For some reason or another, more and more people seem to be posting on WickedFire that have ethical dilemmas with affiliate marketing. Another one of these threads popped up just before my class last Thursday.
Is affiliate marketing ethical?
This is the big question these people have. At its core, affiliate marketing is just helping one company get extra business and you getting a percentage of its profits. There are no shades of gray. Like any business model, there are many ways to go about it; not all of them are ethical.
Products for the ethically conscious
This brings us to the subject of the post.
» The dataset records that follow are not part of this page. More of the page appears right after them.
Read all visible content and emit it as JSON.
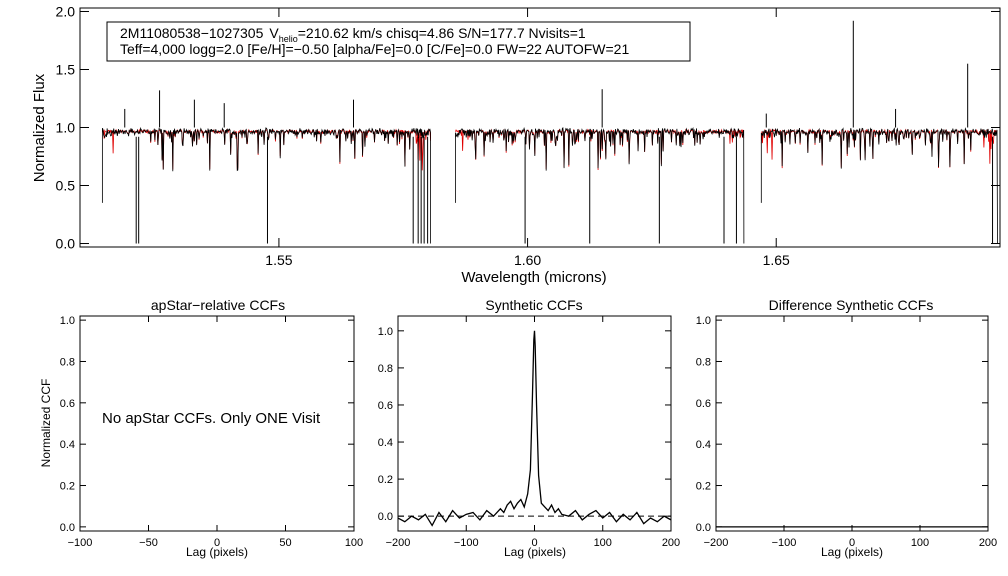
{
  "info_box": {
    "line1_star": "2M11080538−1027305",
    "line1_v": "V",
    "line1_v_sub": "helio",
    "line1_rest": "=210.62 km/s  chisq=4.86  S/N=177.7  Nvisits=1",
    "line2": "Teff=4,000 logg=2.0 [Fe/H]=−0.50 [alpha/Fe]=0.0 [C/Fe]=0.0 FW=22 AUTOFW=21"
  },
  "no_ccf_message": "No apStar CCFs.  Only ONE Visit",
  "colors": {
    "observed": "#000000",
    "model": "#e00000",
    "zero_line": "#000000"
  },
  "chart_data": [
    {
      "id": "spectrum",
      "type": "line",
      "title": "",
      "xlabel": "Wavelength (microns)",
      "ylabel": "Normalized Flux",
      "xlim": [
        1.51,
        1.695
      ],
      "ylim": [
        -0.03,
        2.03
      ],
      "xticks": [
        1.55,
        1.6,
        1.65
      ],
      "xtick_labels": [
        "1.55",
        "1.60",
        "1.65"
      ],
      "yticks": [
        0.0,
        0.5,
        1.0,
        1.5,
        2.0
      ],
      "ytick_labels": [
        "0.0",
        "0.5",
        "1.0",
        "1.5",
        "2.0"
      ],
      "chips": [
        [
          1.5145,
          1.5805
        ],
        [
          1.5855,
          1.6435
        ],
        [
          1.647,
          1.6945
        ]
      ],
      "deep_lines": [
        1.5213,
        1.5218,
        1.5477,
        1.577,
        1.578,
        1.5786,
        1.5792,
        1.5799,
        1.5995,
        1.6125,
        1.6265,
        1.6395,
        1.642,
        1.6935
      ],
      "observed_spikes": [
        {
          "x": 1.519,
          "y": 1.16
        },
        {
          "x": 1.526,
          "y": 1.32
        },
        {
          "x": 1.533,
          "y": 1.24
        },
        {
          "x": 1.539,
          "y": 1.21
        },
        {
          "x": 1.565,
          "y": 1.24
        },
        {
          "x": 1.615,
          "y": 1.33
        },
        {
          "x": 1.648,
          "y": 1.12
        },
        {
          "x": 1.6655,
          "y": 1.92
        },
        {
          "x": 1.6885,
          "y": 1.55
        },
        {
          "x": 1.674,
          "y": 1.16
        }
      ],
      "series": [
        {
          "name": "observed",
          "color": "#000000"
        },
        {
          "name": "model",
          "color": "#e00000"
        }
      ]
    },
    {
      "id": "apstar-ccf",
      "type": "line",
      "title": "apStar−relative CCFs",
      "xlabel": "Lag (pixels)",
      "ylabel": "Normalized CCF",
      "xlim": [
        -100,
        100
      ],
      "ylim": [
        -0.02,
        1.02
      ],
      "xticks": [
        -100,
        -50,
        0,
        50,
        100
      ],
      "xtick_labels": [
        "−100",
        "−50",
        "0",
        "50",
        "100"
      ],
      "yticks": [
        0.0,
        0.2,
        0.4,
        0.6,
        0.8,
        1.0
      ],
      "ytick_labels": [
        "0.0",
        "0.2",
        "0.4",
        "0.6",
        "0.8",
        "1.0"
      ],
      "series": []
    },
    {
      "id": "synthetic-ccf",
      "type": "line",
      "title": "Synthetic CCFs",
      "xlabel": "Lag (pixels)",
      "ylabel": "",
      "xlim": [
        -200,
        200
      ],
      "ylim": [
        -0.08,
        1.08
      ],
      "xticks": [
        -200,
        -100,
        0,
        100,
        200
      ],
      "xtick_labels": [
        "−200",
        "−100",
        "0",
        "100",
        "200"
      ],
      "yticks": [
        0.0,
        0.2,
        0.4,
        0.6,
        0.8,
        1.0
      ],
      "ytick_labels": [
        "0.0",
        "0.2",
        "0.4",
        "0.6",
        "0.8",
        "1.0"
      ],
      "series": [
        {
          "name": "ccf",
          "color": "#000000",
          "x": [
            -200,
            -190,
            -180,
            -170,
            -160,
            -150,
            -140,
            -130,
            -120,
            -110,
            -100,
            -90,
            -80,
            -70,
            -60,
            -50,
            -45,
            -40,
            -35,
            -30,
            -25,
            -20,
            -15,
            -10,
            -6,
            -3,
            -1,
            0,
            1,
            3,
            6,
            10,
            15,
            20,
            25,
            30,
            35,
            40,
            50,
            60,
            70,
            80,
            90,
            100,
            110,
            120,
            130,
            140,
            150,
            160,
            170,
            180,
            190,
            200
          ],
          "y": [
            -0.01,
            -0.03,
            0.0,
            -0.02,
            0.01,
            -0.05,
            0.02,
            -0.03,
            0.03,
            -0.01,
            0.01,
            0.02,
            -0.02,
            0.03,
            0.0,
            0.04,
            0.02,
            0.06,
            0.08,
            0.04,
            0.07,
            0.09,
            0.05,
            0.12,
            0.25,
            0.65,
            0.95,
            1.0,
            0.92,
            0.6,
            0.22,
            0.07,
            0.05,
            0.03,
            0.06,
            0.02,
            0.04,
            0.01,
            0.0,
            0.03,
            -0.02,
            0.01,
            0.03,
            -0.01,
            0.02,
            -0.03,
            0.01,
            -0.02,
            0.02,
            -0.04,
            -0.01,
            -0.03,
            0.0,
            -0.02
          ]
        },
        {
          "name": "zero",
          "color": "#000000",
          "x": [
            -200,
            200
          ],
          "y": [
            0,
            0
          ]
        }
      ]
    },
    {
      "id": "difference-ccf",
      "type": "line",
      "title": "Difference Synthetic CCFs",
      "xlabel": "Lag (pixels)",
      "ylabel": "",
      "xlim": [
        -200,
        200
      ],
      "ylim": [
        -0.02,
        1.02
      ],
      "xticks": [
        -200,
        -100,
        0,
        100,
        200
      ],
      "xtick_labels": [
        "−200",
        "−100",
        "0",
        "100",
        "200"
      ],
      "yticks": [
        0.0,
        0.2,
        0.4,
        0.6,
        0.8,
        1.0
      ],
      "ytick_labels": [
        "0.0",
        "0.2",
        "0.4",
        "0.6",
        "0.8",
        "1.0"
      ],
      "series": []
    }
  ]
}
There was a guest speaker from CoffeeCup Software in our class on Thursday. J. Cornelius was there to speak about where the web has come from and where he sees it going. But, he also spoke a lot about the innovations CoffeeCup Software has done in their business and some currently in the pipeline.
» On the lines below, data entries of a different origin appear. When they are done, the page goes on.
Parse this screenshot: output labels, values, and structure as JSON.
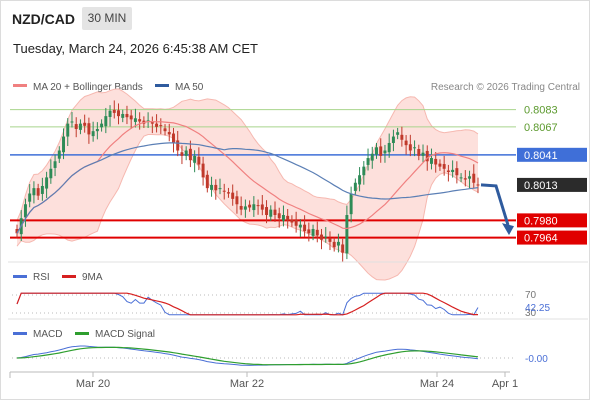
{
  "header": {
    "symbol": "NZD/CAD",
    "timeframe": "30 MIN",
    "timestamp": "Tuesday, March 24, 2026 6:45:38 AM CET"
  },
  "legend": {
    "ma20_label": "MA 20 + Bollinger Bands",
    "ma50_label": "MA 50",
    "credit": "Research © 2026 Trading Central"
  },
  "colors": {
    "up_candle": "#2e8b57",
    "down_candle": "#c0392b",
    "ma20": "#f08080",
    "bollinger_fill": "#fde0dc",
    "ma50": "#5b7fb5",
    "resistance_line": "#a8d48c",
    "pivot_line": "#3f6fd8",
    "support_line": "#e00000",
    "current_price_box": "#2b2b2b",
    "forecast_arrow": "#2f5b9e",
    "rsi": "#4a6fd6",
    "rsi_ma": "#d62020",
    "macd": "#4a6fd6",
    "macd_signal": "#2e9e2e"
  },
  "chart_data": [
    {
      "type": "candlestick",
      "x_tick_labels": [
        "Mar 20",
        "Mar 22",
        "Mar 24",
        "Apr 1"
      ],
      "ylim": [
        0.7945,
        0.8092
      ],
      "levels": [
        {
          "label": "0.8083",
          "value": 0.8083,
          "kind": "resistance"
        },
        {
          "label": "0.8067",
          "value": 0.8067,
          "kind": "resistance"
        },
        {
          "label": "0.8041",
          "value": 0.8041,
          "kind": "pivot"
        },
        {
          "label": "0.8013",
          "value": 0.8013,
          "kind": "current"
        },
        {
          "label": "0.7980",
          "value": 0.798,
          "kind": "support"
        },
        {
          "label": "0.7964",
          "value": 0.7964,
          "kind": "support"
        }
      ],
      "closes": [
        0.7968,
        0.7982,
        0.7995,
        0.8005,
        0.801,
        0.8003,
        0.8012,
        0.802,
        0.8028,
        0.8035,
        0.8045,
        0.8058,
        0.807,
        0.8072,
        0.8065,
        0.807,
        0.8068,
        0.806,
        0.8063,
        0.8065,
        0.807,
        0.8077,
        0.8082,
        0.808,
        0.8077,
        0.8079,
        0.8076,
        0.8074,
        0.8075,
        0.8072,
        0.807,
        0.8073,
        0.807,
        0.8067,
        0.8068,
        0.8063,
        0.806,
        0.8052,
        0.8045,
        0.804,
        0.8045,
        0.8036,
        0.804,
        0.8032,
        0.802,
        0.801,
        0.8013,
        0.8008,
        0.801,
        0.8007,
        0.8005,
        0.8,
        0.7995,
        0.799,
        0.7993,
        0.7992,
        0.7995,
        0.7994,
        0.799,
        0.7985,
        0.799,
        0.7985,
        0.7982,
        0.7985,
        0.798,
        0.7978,
        0.7975,
        0.7976,
        0.797,
        0.7968,
        0.7972,
        0.7966,
        0.7962,
        0.7965,
        0.796,
        0.7955,
        0.796,
        0.795,
        0.7985,
        0.8005,
        0.8015,
        0.8022,
        0.803,
        0.8038,
        0.8042,
        0.8048,
        0.804,
        0.8045,
        0.8052,
        0.8058,
        0.8062,
        0.8055,
        0.805,
        0.8045,
        0.8048,
        0.804,
        0.8043,
        0.8035,
        0.8038,
        0.8032,
        0.803,
        0.8028,
        0.8025,
        0.8027,
        0.8022,
        0.802,
        0.8018,
        0.8021,
        0.8015,
        0.8013
      ],
      "ma20_ma50_bands": "computed from closes: MA 20, Bollinger Bands (20, 2), MA 50",
      "forecast": {
        "from": 0.8013,
        "to": 0.797,
        "direction": "down"
      }
    },
    {
      "type": "line",
      "title": "RSI",
      "series": [
        {
          "name": "RSI",
          "role": "rsi"
        },
        {
          "name": "9MA",
          "role": "ma"
        }
      ],
      "guide_levels": [
        "70",
        "30"
      ],
      "last_value_label": "42.25",
      "last_value": 42.25,
      "ylim": [
        30,
        70
      ]
    },
    {
      "type": "line",
      "title": "MACD",
      "series": [
        {
          "name": "MACD",
          "role": "macd"
        },
        {
          "name": "MACD Signal",
          "role": "signal"
        }
      ],
      "last_value_label": "-0.00",
      "last_value": -0.0
    }
  ]
}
Now, like any Internet marketer, I was thinking about how to monetize what he was saying. And this made me think back to those threads I keep seeing on WickedFire. So, after class I had a talk with J. Cornelius.
He’s a cool guy, and said that a lot of their products are on Commission Junction. Now, while I’m not too fond of the CJ platform, it does mean that you get to have a wide choice of products that you don’t feel guilty about. There’s some on every network, so you don’t have to go with Commission Junction.
So, if you’re thinking that affiliate marketing is all about pushing berries and rebills to take people’s money for shitty products, that’s not the case. CoffeeCup Software has a lot of products to choose from, all of which give someone a very useful product. In fact, one of their creatives has a $19 EPC, which isn’t too bad. There’s lots of ways to monetize that stuff, including copying some of their images, writing reviews, and just linking to it with your CJ link. You don’t have to just use their banners provided.
I’m just tired of people thinking that affiliate marketing is just there to rip people off, it’s not. There’s plenty of money to be made, you just have to know how to look for products that you’re comfortable with.